Later in 1868, Barton moved to a house on Pennsylvania Avenue, not far from Capitol Hill, Scott said. Meanwhile, an exhausting lecture tour that she had begun in 1867 with Atwater took its toll on the formerly robust Barton. "It was night after night, train ride after train ride, town hall after town hall," Scott said. "She was pretty much consumed by that." Finally, one night she collapsed on stage.

In 1869 and in failing health, Barton traveled to Europe where she worked with the International Red Cross during the Franco-Prussian War. When she returned to the United States and her health grew stronger, she chartered the American Red Cross, an agency she steered away from strict wartime service and toward general disaster relief. Its first test came in 1889 when water broke through a dam and flooded Johnstown, Pennsylvania, killing more than 2,000 people. Grateful for the help of the Red Cross, the people of Johnstown rewarded Barton with building materials, and with them she constructed a house in Glen Echo, Maryland, a few miles north of Washington. Barton lived there until her death in 1912. Today, her home is the Clara Barton National Historic Site, run by the National Park Service, and the Red Cross--what Scott said Barton would consider her most important work--is stronger than ever.

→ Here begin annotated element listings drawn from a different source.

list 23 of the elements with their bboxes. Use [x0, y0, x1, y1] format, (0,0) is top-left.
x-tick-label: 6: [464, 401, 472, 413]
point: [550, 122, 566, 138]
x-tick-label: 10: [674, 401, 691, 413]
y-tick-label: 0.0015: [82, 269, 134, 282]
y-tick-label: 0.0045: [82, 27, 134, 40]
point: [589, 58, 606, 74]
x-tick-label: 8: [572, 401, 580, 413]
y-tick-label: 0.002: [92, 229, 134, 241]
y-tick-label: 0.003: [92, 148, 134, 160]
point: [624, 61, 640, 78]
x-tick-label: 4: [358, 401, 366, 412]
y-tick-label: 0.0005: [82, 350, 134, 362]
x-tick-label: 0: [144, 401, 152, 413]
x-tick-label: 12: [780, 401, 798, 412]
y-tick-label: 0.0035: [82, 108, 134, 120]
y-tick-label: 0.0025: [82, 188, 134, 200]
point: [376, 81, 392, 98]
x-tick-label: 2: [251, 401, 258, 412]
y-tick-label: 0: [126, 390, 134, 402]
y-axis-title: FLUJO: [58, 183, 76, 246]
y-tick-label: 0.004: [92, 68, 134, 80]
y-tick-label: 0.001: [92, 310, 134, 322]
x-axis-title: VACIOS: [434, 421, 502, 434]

The same cannot be said for her old Seventh Street office; the GSA still has a lot of work to do. Williams recalled the first day he stepped into Barton's office and saw the leaky roof and the piecemeal ceiling. It was December, and the absence of heating and lighting on that cold day made the building seem even older than it was. "It was quite a mess, still is in some places," he said. "In February, we were there when a piece of the ceiling fell down. The faint of heart went running for the stairs." Despite the work that remains to be done, Williams remains enthusiastic about the building's future in light of the discovery of Barton's office. "From a real estate perspective, [the discovery] is going to make the building a lot more valuable. It now has an identity; it's part of the history of Washington."

Scott agreed. In his twenty-one years with the National Park Service, this discovery ranks as the rarest, and potentially the most revealing. You see how she really cared very little for herself; it was all her cause. She emerges as a very noble figure in that era."